EN 1962, lorsque Thomas Bernhard écrit « Kulterer », ce texte qui plus tard sera réécrit sous forme de scénario, il termine de mettre en place un procédé qui rapidement deviendra un élément majeur de son écriture : la distorsion, le gauchissement, allant jusqu’à la déréalisation totale des personnages, des lieux, gonflant l’événement anodin, l’anecdote, le fait divers, les propulsant au rang de situation épique ou au contraire grotesque.

Il détourne de la même manière que les ramolissements de Pol Bury infléchissent ou dévoient des monuments ou des portraits de personnalités.
Dans la prison où il est incarcéré, Kulterer, s’obstine à jouer un rôle de personnage anonyme, absolument soumis à la règle de la centrale qu’il s’apprête à quitter pour y avoir purgé sa peine.
Non seulement, le personnage qui donne son titre à ce court récit existe bel et bien mais il joue un rôle important en tant qu’animateur de la jeune littérature d’avant-garde de l’époque.
Ecrivain, Hubert Fabian Kulterer s’occupe également d’une revue littéraire « Erôffnungen » au point qu’il pourrait s’agir d’une dédicace s’il n’avait écrit ou taillé un texte sur mesure comme il en écrira à la mesure de Claus Peymann ou de Minetti.
A la mesure ou à la démesure puisque le procédé devient un procédé d’aliénation. Le personnage qui l’inspire devient tout autre, entre dans le champ de l’écriture de Bernhard. C’est l’altération totale, à moins qu’il ne s’agisse d’un procédé d’identification, d’aliénation.

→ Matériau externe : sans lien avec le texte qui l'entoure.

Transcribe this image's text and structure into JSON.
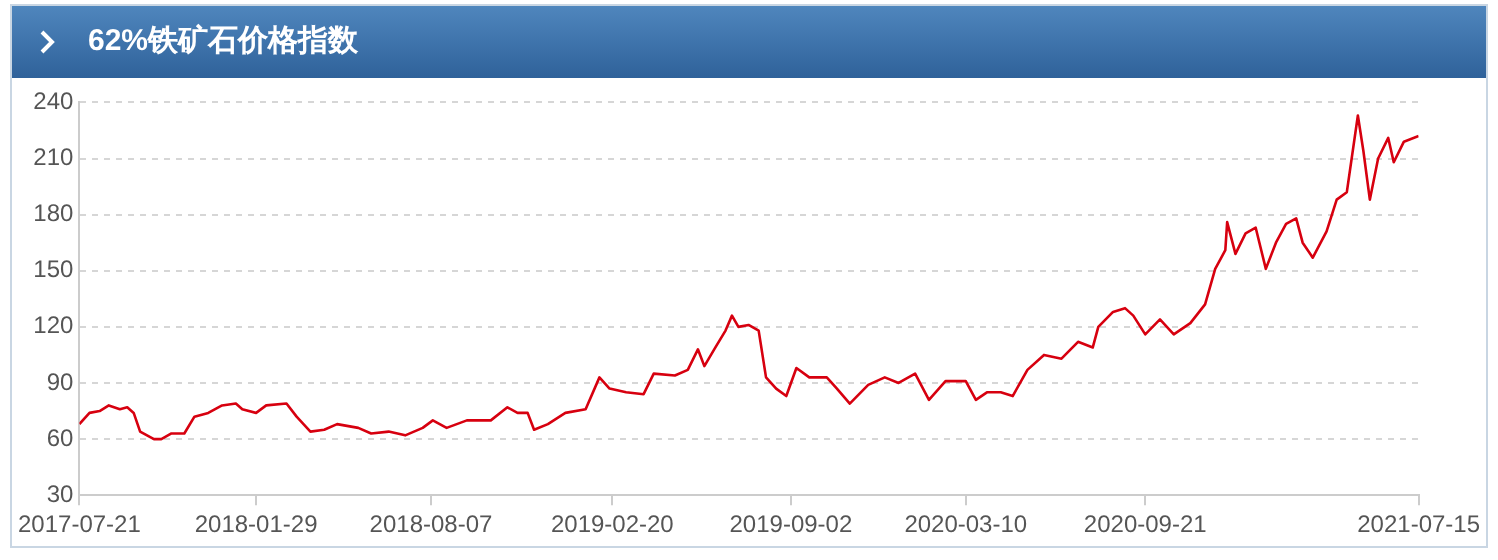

Le côté épique de l’œuvre de Bernhard a rarement été souligné ; cet art de gonfler, de grossir un événement, jusqu’à ce que cela devienne trop gros.
L’acteur Minetti, jouant dans la pièce qui porte son nom, c’est trop gros, le narcissisme et l’autosuffisance de l’apologie s’effondrent. L’écriture de Bernhard, c’est le procès du narcissisme, une réflexion sur soi, toujours remise en question et battue en brêche.
Devant le miroir de l’écriture, c’est la clownerie ou le jeu avec la folie et la mort.
La répétition et le glissement subtil du tragique dans le comique jusqu’au grotesque, et inversément.
N’est-ce pas Marx qui disait que : « toute chose se répète toujours par deux fois, une fois de manière tragique et une fois de manière comique ».
Ici, les deux vont de pair : il n’y a en fait chez Bernhard jamais aucune forme arrêtée. Seule la mort arrête, alors que la vie est mouvement et particulièrement mouvement de vrille, de torsion, de distorsion, d’épuisement. De la torsion à l’exemple des fruits que l’on presse ou des serpillères que l’on essore jusqu’à la dernière goutte.
Ecrire est toujours pour Bernhard un processus d’épuisement et de destruction. La distorsion est le favori. Elle amène la grimace, le sourire dans la grimace, le rictus, le rire dans le cri.
C’est pourquoi la répétition n’est jamais infinie, elle se déroule entre un point et un autre. La figure emblématique de l’écriture de Bernhard ce n’est pas la spirale mais la torsade, l’expiation de la ligne droite.